La comparaison a été souvent faite de la Chine joueur de go et ce qui dans ce jeu est différent de la plupart des jeux, qu’il s’agisse des échecs russes ou du poker étasunien, dans lesquels prime la concentration dans la compétition pour les échecs, et le bluff du rapport des forces pour l’autre. Ce qui caractérise le jeu de go, c’est d’abord la longueur de la partie, avec une pensée stratégique qui se modifie suivant les phases. Il y a une phase d’observation dans laquelle on tente de comprendre les motivations des autres joueurs, pour acquérir du pouvoir en leur concédant des avantages, deviner ce qui est essentiel pour eux et le leur offrir pour agrandir son propre territoire. Puis intervient le deuxième moment qui est proche du jeu d’échec à savoir la phase la plus compétitive, celle où on utilise ses gains. C’est là que le joueur met en œuvre sa stratégie, négocie des compromis, prend des décisions difficiles, prend des risques. Mais la fin de partie est celle où on fait les comptes, on referme les frontières patiemment parce qu’on doit faire très attention d’assurer ses acquis. Dans toutes les étapes il y a un état d’esprit différent, mais si comparaison n’est pas raison, il est évident que les Chinois ont fait des choix socialistes qui dépassent le jeu de go. Il faut comprendre le «socialisme à la chinoise» qui donne le sens à ce temps long, les étapes d’une planification pour le développement du peuple chinois comme accès à l’universel humain. L’idée du gagnant-gagnant pour parvenir à ses fins est à l’œuvre y compris dans ce sommet dont nous avons vu à quel point la Chine en avait impulsé la dynamique d’ouverture. Description de quelques aspects de cette partie-là à propos des «divisions» internes aux BRICS et autres rumeurs… dans lesquelles la France est en train de provoquer sa propre ruine en «macronisant»…
- Les espoirs de division des BRICS de l’occident et la stratégie chinoise
Notons que les États-Unis mais y compris la France de Macron, misérable petit joueur totalement aliéné au jeu des USA1 ont tenté de peser sur ce sommet sans y parvenir, en multipliant les déstabilisations avec les USA2, un de leur espoir en ce domaine étant l’Inde.
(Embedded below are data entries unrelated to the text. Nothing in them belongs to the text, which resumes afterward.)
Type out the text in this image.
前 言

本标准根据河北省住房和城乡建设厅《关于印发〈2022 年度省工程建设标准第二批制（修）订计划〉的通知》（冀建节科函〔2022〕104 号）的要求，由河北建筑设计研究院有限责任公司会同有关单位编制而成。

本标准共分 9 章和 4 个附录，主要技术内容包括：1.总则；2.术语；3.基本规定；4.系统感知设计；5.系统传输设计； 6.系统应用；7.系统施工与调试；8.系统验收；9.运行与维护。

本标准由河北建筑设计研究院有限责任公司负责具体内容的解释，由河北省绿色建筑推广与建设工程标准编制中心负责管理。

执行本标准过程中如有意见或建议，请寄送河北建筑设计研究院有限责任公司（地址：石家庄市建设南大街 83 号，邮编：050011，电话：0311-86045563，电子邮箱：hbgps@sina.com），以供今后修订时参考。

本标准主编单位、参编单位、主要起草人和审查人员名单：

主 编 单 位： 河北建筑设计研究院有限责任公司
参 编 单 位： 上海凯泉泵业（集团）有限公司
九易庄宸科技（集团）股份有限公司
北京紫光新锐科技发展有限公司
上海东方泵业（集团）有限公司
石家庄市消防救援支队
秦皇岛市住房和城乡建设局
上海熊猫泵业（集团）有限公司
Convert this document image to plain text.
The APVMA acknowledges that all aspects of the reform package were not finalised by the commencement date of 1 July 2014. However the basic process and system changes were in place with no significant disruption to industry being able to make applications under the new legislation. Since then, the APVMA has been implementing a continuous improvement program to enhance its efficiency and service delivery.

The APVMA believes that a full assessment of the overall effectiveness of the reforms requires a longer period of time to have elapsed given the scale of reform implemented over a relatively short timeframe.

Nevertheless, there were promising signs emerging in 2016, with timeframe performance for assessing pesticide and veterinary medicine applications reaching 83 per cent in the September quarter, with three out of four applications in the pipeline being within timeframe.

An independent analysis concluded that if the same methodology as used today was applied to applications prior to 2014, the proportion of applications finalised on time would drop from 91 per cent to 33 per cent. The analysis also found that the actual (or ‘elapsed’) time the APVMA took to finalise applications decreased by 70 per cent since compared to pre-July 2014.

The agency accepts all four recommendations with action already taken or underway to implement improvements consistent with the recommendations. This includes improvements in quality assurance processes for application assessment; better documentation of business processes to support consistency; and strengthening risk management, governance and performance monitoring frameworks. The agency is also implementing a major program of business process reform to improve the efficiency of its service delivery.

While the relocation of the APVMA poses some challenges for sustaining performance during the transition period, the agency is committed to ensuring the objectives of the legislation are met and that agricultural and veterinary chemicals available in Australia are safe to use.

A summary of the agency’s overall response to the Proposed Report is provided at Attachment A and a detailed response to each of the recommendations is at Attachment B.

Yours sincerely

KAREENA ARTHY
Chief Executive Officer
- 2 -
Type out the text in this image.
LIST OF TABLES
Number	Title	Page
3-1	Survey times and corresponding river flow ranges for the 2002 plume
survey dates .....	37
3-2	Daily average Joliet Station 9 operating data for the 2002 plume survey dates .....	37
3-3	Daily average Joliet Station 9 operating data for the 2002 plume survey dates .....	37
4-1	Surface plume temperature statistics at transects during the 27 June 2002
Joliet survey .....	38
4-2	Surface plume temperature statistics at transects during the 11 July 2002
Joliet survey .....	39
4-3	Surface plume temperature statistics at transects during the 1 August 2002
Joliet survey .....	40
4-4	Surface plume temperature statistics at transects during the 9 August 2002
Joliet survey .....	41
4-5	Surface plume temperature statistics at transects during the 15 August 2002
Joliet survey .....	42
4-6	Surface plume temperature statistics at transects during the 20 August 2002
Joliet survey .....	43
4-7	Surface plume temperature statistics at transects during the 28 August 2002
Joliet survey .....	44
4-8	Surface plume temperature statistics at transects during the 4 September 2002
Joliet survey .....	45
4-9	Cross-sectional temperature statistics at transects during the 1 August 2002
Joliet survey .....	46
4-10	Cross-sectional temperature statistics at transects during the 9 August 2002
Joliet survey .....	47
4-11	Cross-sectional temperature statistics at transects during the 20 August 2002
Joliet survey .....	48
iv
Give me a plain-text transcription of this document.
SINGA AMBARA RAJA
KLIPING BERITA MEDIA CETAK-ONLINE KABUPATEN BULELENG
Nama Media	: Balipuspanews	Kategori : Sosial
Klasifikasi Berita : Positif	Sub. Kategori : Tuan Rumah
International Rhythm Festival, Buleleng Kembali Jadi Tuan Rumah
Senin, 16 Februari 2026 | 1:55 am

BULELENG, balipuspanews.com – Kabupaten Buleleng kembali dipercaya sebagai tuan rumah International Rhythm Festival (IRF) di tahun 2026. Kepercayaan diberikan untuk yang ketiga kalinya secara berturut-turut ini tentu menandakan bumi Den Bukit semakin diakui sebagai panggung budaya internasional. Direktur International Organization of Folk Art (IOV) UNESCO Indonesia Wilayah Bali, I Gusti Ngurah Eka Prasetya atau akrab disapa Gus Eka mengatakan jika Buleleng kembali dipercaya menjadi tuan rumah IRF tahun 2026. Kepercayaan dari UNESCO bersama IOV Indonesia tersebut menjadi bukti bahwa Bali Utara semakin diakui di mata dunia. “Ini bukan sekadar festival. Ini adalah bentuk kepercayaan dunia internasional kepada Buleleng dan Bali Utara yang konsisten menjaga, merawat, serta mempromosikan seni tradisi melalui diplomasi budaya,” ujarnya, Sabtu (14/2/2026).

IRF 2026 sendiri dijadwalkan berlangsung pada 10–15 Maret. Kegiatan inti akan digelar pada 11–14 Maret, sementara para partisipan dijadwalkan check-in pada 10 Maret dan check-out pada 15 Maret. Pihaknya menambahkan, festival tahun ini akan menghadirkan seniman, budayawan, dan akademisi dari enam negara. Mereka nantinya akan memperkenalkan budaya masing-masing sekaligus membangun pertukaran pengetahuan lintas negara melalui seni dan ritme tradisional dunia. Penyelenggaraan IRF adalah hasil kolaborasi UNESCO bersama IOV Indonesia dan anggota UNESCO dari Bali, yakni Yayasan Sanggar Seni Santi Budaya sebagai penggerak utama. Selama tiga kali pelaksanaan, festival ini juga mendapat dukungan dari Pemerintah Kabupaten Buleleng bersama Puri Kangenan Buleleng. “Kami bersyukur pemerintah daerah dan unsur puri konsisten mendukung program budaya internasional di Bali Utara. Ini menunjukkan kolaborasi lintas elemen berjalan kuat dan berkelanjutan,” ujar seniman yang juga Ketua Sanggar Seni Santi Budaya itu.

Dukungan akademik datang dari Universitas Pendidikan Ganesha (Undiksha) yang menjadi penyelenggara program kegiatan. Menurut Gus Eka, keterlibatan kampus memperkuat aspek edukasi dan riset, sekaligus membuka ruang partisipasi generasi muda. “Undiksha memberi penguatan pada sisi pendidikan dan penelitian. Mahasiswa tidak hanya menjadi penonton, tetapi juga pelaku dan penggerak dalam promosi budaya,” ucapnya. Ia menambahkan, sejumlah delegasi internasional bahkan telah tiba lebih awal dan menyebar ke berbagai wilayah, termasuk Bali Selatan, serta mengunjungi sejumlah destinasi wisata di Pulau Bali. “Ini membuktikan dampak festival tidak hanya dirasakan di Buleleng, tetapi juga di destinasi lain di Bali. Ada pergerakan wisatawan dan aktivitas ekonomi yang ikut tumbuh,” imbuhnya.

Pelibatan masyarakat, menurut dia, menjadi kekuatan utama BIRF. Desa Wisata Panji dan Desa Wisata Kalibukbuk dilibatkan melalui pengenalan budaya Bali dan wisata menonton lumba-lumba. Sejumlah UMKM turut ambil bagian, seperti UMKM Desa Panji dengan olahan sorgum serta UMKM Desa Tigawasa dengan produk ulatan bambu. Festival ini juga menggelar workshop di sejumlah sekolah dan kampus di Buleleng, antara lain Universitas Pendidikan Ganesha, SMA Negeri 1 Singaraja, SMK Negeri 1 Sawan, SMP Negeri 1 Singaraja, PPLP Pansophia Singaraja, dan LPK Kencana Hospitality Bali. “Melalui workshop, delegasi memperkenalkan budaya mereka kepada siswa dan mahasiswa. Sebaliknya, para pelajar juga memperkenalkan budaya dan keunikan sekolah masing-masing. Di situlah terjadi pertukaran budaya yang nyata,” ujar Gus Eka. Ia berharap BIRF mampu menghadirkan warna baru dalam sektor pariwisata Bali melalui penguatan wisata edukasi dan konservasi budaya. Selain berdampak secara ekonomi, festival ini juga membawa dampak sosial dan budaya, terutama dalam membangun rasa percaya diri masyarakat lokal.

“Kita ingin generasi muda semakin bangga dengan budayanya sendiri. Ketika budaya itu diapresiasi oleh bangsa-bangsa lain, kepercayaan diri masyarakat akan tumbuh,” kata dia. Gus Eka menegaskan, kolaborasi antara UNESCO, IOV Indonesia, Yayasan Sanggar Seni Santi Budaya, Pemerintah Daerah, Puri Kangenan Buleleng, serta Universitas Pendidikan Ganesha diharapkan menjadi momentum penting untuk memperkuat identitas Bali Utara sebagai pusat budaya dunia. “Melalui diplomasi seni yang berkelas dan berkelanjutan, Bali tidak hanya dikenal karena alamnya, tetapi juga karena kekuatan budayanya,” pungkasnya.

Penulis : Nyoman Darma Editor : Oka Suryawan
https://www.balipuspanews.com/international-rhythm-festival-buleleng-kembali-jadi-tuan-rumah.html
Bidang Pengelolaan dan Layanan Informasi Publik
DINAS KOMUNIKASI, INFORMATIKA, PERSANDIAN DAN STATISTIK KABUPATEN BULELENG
Si la Chine et la Russie étaient dès le départ partisanes de l’ouverture à d’autres pays, il a été affirmé que l’Afrique du Sud et le Brésil mais surtout l’Inde ne la souhaitaient pas. Or cette ouverture exige l’unanimité. Mais il faut considérer que la Chine n’a jamais joué sur les adhésions idéologiques, en tant qu’État, elle a toujours privilégié les conditions objectives, matérielles, celles dont Marx disait que l’on ne peut pas s’en passer, sauf en imagination. Un des credo de l’occident était que la dédollarisation serait limitée parce qu’il y avait des divisions fondamentales entre les membres des BRICS, tout au plus aboutirait-on à des échanges monétaires multiples, ce qui laissait de beaux jours aux États-Unis et au dollar. Quitte à envoyer ses alliés se fracasser économiquement par les effets conjugués de l’inflation et des sanctions. Au premier rang de cette division il y avait l’Inde dont le poids pouvait être concurrent de celui de la Chine.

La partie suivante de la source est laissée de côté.